At least 11 groups in eight countries in Asia and Africa will simultaneously hold mass actions and other activities to launch the campaign on March 8. The AMIHAN National Federation of Peasant Women and GABRIELA will join the anticipated thousands of protesters in Manila on March 8 led by progressive organisations of women and their supporters. In India, the Society for Rural Education and Development (SRED) and Tamil Nadu Women’s Forum (TNWF) will hold public forums, cultural activities and protest actions. Meanwhile, in Sri Lanka, the Vikalpani National Women’s Federation and Human Development Organization (HDO) will hold a symposium, poster campaign and mass mobilisation.

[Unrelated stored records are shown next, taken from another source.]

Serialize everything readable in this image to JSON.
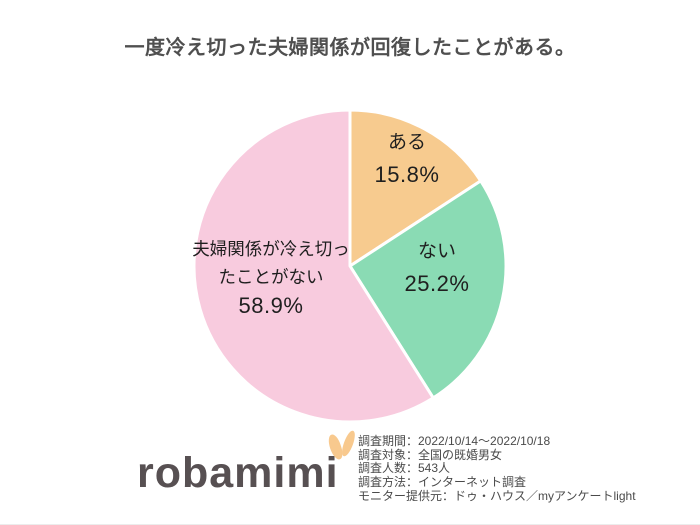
{
  "title": "一度冷え切った夫婦関係が回復したことがある。",
  "chart_data": {
    "type": "pie",
    "title": "一度冷え切った夫婦関係が回復したことがある。",
    "start_angle_deg": 0,
    "direction": "clockwise",
    "labels_position": "inside",
    "legend": "none",
    "slices": [
      {
        "label": "ある",
        "label_lines": [
          "ある"
        ],
        "pct_text": "15.8%",
        "value_pct": 15.8,
        "color": "#F7CB8F"
      },
      {
        "label": "ない",
        "label_lines": [
          "ない"
        ],
        "pct_text": "25.2%",
        "value_pct": 25.2,
        "color": "#8ADBB4"
      },
      {
        "label": "夫婦関係が冷え切ったことがない",
        "label_lines": [
          "夫婦関係が冷え切っ",
          "たことがない"
        ],
        "pct_text": "58.9%",
        "value_pct": 58.9,
        "color": "#F8CBDE"
      }
    ]
  },
  "footer": {
    "logo_text": "robamimi",
    "details": [
      "調査期間：2022/10/14～2022/10/18",
      "調査対象：全国の既婚男女",
      "調査人数：543人",
      "調査方法：インターネット調査",
      "モニター提供元：ドゥ・ハウス／myアンケートlight"
    ]
  },
  "colors": {
    "slice_orange": "#F7CB8F",
    "slice_green": "#8ADBB4",
    "slice_pink": "#F8CBDE",
    "title_text": "#4F4F4F",
    "label_text": "#1F1F1F",
    "footer_text": "#4A4A4A",
    "logo_text": "#575052",
    "logo_ears": "#F8C98E",
    "slice_border": "#FFFFFF"
  }
}
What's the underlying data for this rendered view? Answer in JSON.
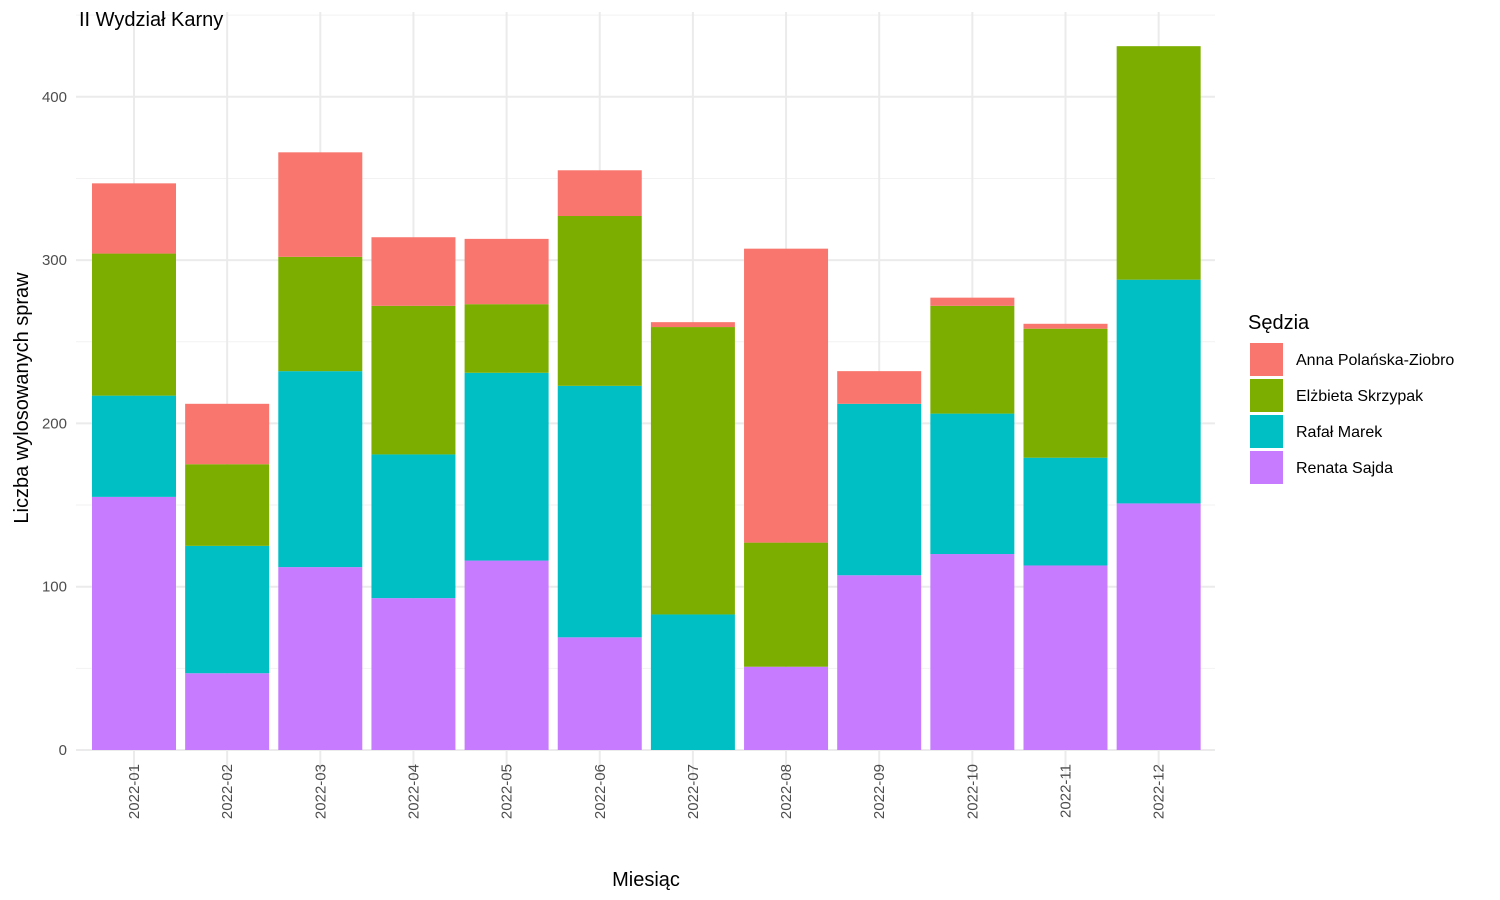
{
  "chart_data": {
    "type": "bar",
    "stacked": true,
    "title": "II Wydział Karny",
    "xlabel": "Miesiąc",
    "ylabel": "Liczba wylosowanych spraw",
    "ylim": [
      0,
      430
    ],
    "yticks": [
      0,
      100,
      200,
      300,
      400
    ],
    "grid": true,
    "legend_title": "Sędzia",
    "legend_position": "right",
    "categories": [
      "2022-01",
      "2022-02",
      "2022-03",
      "2022-04",
      "2022-05",
      "2022-06",
      "2022-07",
      "2022-08",
      "2022-09",
      "2022-10",
      "2022-11",
      "2022-12"
    ],
    "series": [
      {
        "name": "Anna Polańska-Ziobro",
        "color": "#F8766D",
        "values": [
          43,
          37,
          64,
          42,
          40,
          28,
          3,
          180,
          20,
          5,
          3,
          0
        ]
      },
      {
        "name": "Elżbieta Skrzypak",
        "color": "#7CAE00",
        "values": [
          87,
          50,
          70,
          91,
          42,
          104,
          176,
          76,
          0,
          66,
          79,
          143
        ]
      },
      {
        "name": "Rafał Marek",
        "color": "#00BFC4",
        "values": [
          62,
          78,
          120,
          88,
          115,
          154,
          83,
          0,
          105,
          86,
          66,
          137
        ]
      },
      {
        "name": "Renata Sajda",
        "color": "#C77CFF",
        "values": [
          155,
          47,
          112,
          93,
          116,
          69,
          0,
          51,
          107,
          120,
          113,
          151
        ]
      }
    ],
    "stack_order_bottom_to_top": [
      "Renata Sajda",
      "Rafał Marek",
      "Elżbieta Skrzypak",
      "Anna Polańska-Ziobro"
    ]
  }
}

Other organisations participating in the campaign launch are Eco-Women in China; Seruni (Indonesian Women’s Organization) in Indonesia; Research Centre for Gender, Family and Environment in Development (CGFED) in Vietnam; Center for Child Development (CFCD) in Sri Lanka; KHOJ Foundation in Pakistan, PAN Africa in Senegal, and Oxfam’s East Asia GROW Campaign among other groups.
SRED’s Ms. Fatima Burnad said that those who depend on agriculture for their livelihood are oppressed by existing social structures and flawed government policies, but the women among them are twice oppressed – first as a rural worker and second as a woman.
“Four out of every 10 farmers and agricultural workers are women and they produce more than half of the world’s food. Yet, they are the most marginalised in terms of access to land and resources,” Burnad explained, citing data from the Food and Agriculture Organization (FAO).
The physical and economic displacement of women due to land and resource grabbing further increases the stress on their rights as food producers, said PAN AP’s Rengam. “The specific roles that women play in households also create the condition for their greater oppression. Worse poverty and hunger as a consequence of land grabbing, for instance, impact more heavily on rural women as they play a key role in managing the household budget, on top of their role as direct contributor to the family income,” she said.
The two-year global campaign will culminate on 15 October 2015, International Rural Women’s Day. A series of regional and local activities will be conducted such as workshops, cultural events, local travelling journal, leadership trainings and policy advocacy work.